2) 42.32 (Students start to get the idea of the concept, but cut off the rest of the number to the left of the rounded place value. I'm not quite sure what deficiency this indicates, although it's clear that there is a deep misunderstanding here.)

3) 1830 (Students see that "2 is less than 5" so they "round down" by subtracting 1 from 4. Is this progress? I'm not sure..)

4) 1840.00 (This is definitely progress, as it is correct. It then takes more effort to get students to understand where adding 0s matters and where it doesn't).

When students have to model rounding with the base-10 blocks, they usually get the problems right. But when they do it with only numbers, they make these mistakes, again and again. I'm not sure exactly what is going on, but it is clear that they are not yet fluent with understanding how digits in a number work.

Darren said...

Students will memorize anything put on the walls. They'll do this because there's not much else they can do without getting into trouble when they're bored in class.

DCP Students:
Number of people that can fit in the Shark Tank:
Number of people that will fit in the Oakland Coliseum (yeah, I know, it'll never be filled by the Raiders, but still!):
Number of people in (pick an easily identifiable locale):
Number of people in California:
Number of people in the US:
Number of people in the world:
US debt:

Most of those are an order of magnitude or so apart.

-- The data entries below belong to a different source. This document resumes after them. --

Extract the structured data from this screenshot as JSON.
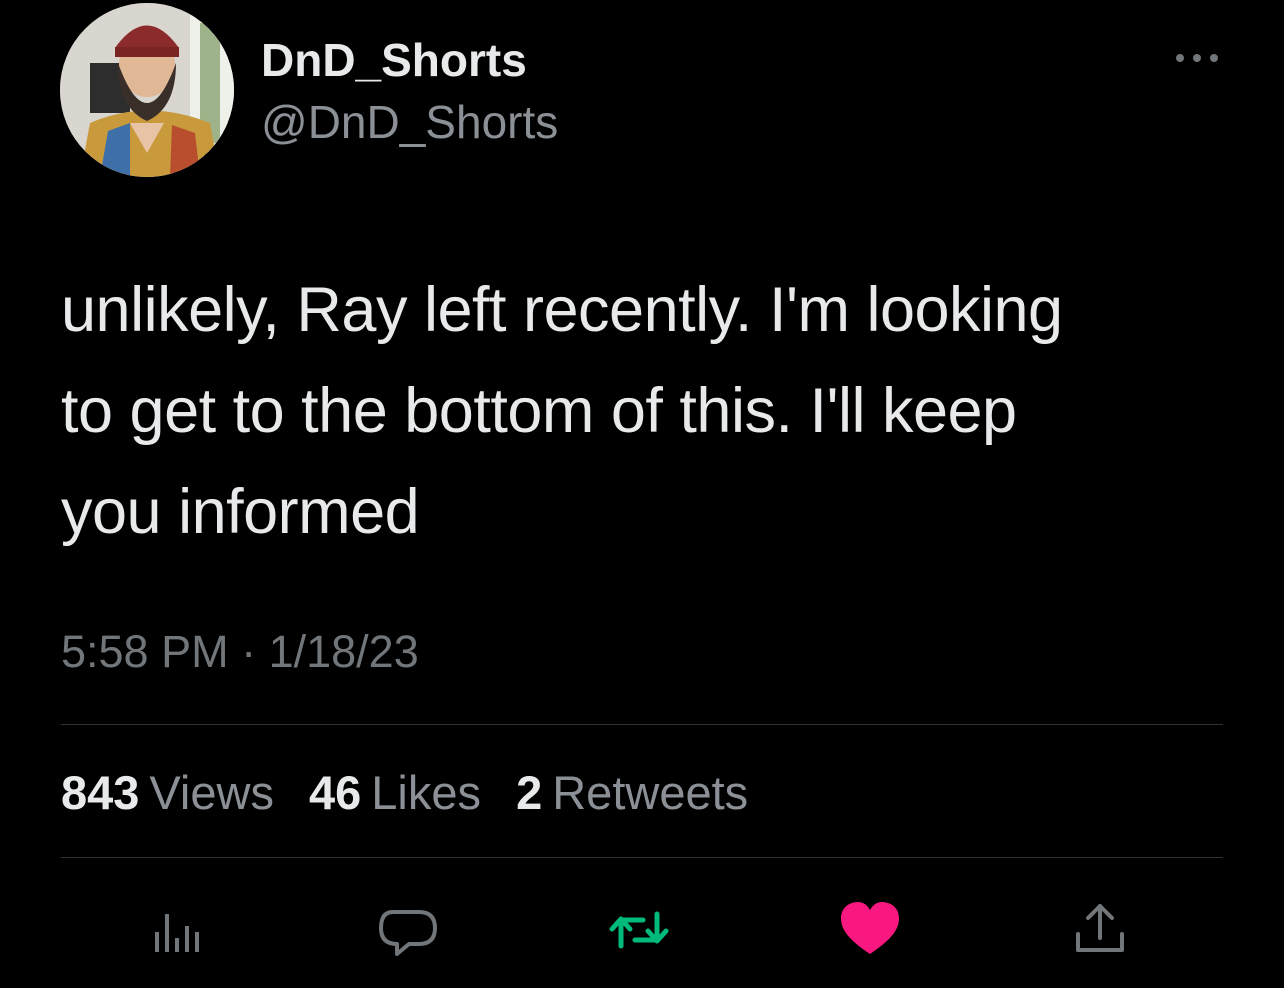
{
  "author": {
    "display_name": "DnD_Shorts",
    "handle": "@DnD_Shorts",
    "avatar_icon": "profile-photo-bearded-man"
  },
  "tweet": {
    "lines": [
      "unlikely, Ray left recently. I'm looking",
      "to get to the bottom of this. I'll keep",
      "you informed"
    ],
    "timestamp": "5:58 PM · 1/18/23"
  },
  "stats": {
    "views_count": "843",
    "views_label": "Views",
    "likes_count": "46",
    "likes_label": "Likes",
    "retweets_count": "2",
    "retweets_label": "Retweets"
  },
  "actions": [
    {
      "icon": "analytics-icon"
    },
    {
      "icon": "reply-icon"
    },
    {
      "icon": "retweet-icon",
      "color": "#00ba7c"
    },
    {
      "icon": "like-icon",
      "color": "#f91880"
    },
    {
      "icon": "share-icon"
    }
  ],
  "colors": {
    "background": "#000000",
    "primary_text": "#e7e9ea",
    "secondary_text": "#71767b",
    "retweeted": "#00ba7c",
    "liked": "#f91880"
  }
}
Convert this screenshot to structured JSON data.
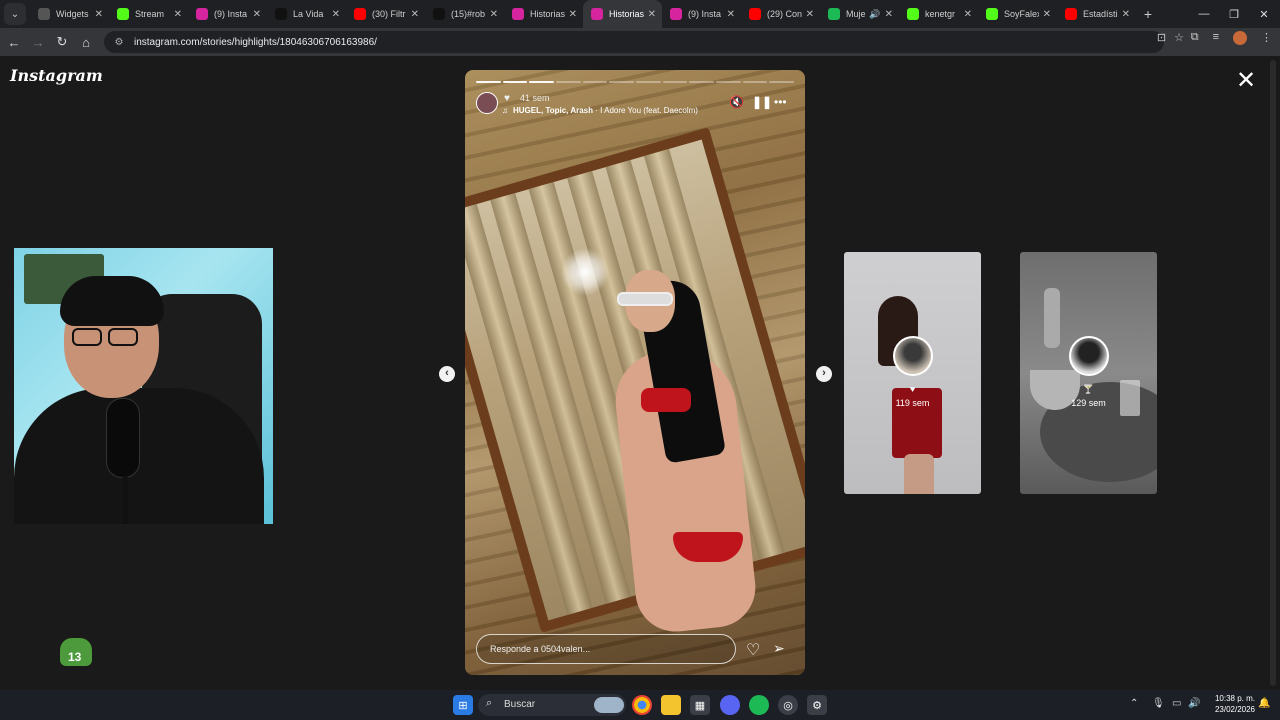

And while you're putting stuff on the board, identify the Greek metric prefixes for units greater than one: exa, peta, tera, giga, mega, kilo, hecto, deka. Then do the Latins for less than one: deci, centi, milli, micro, nano, pico, femto, atto.

Unknown said...

Your post made me think of a website a love. It's called The MegaPenny Project, and it shows what a million pennies would look like. Here is the link:

http://www.kokogiak.com/megapenny/

Dan Wekselgreene said...

Thanks for the site, Mrs. Simpson. It's got some great visuals!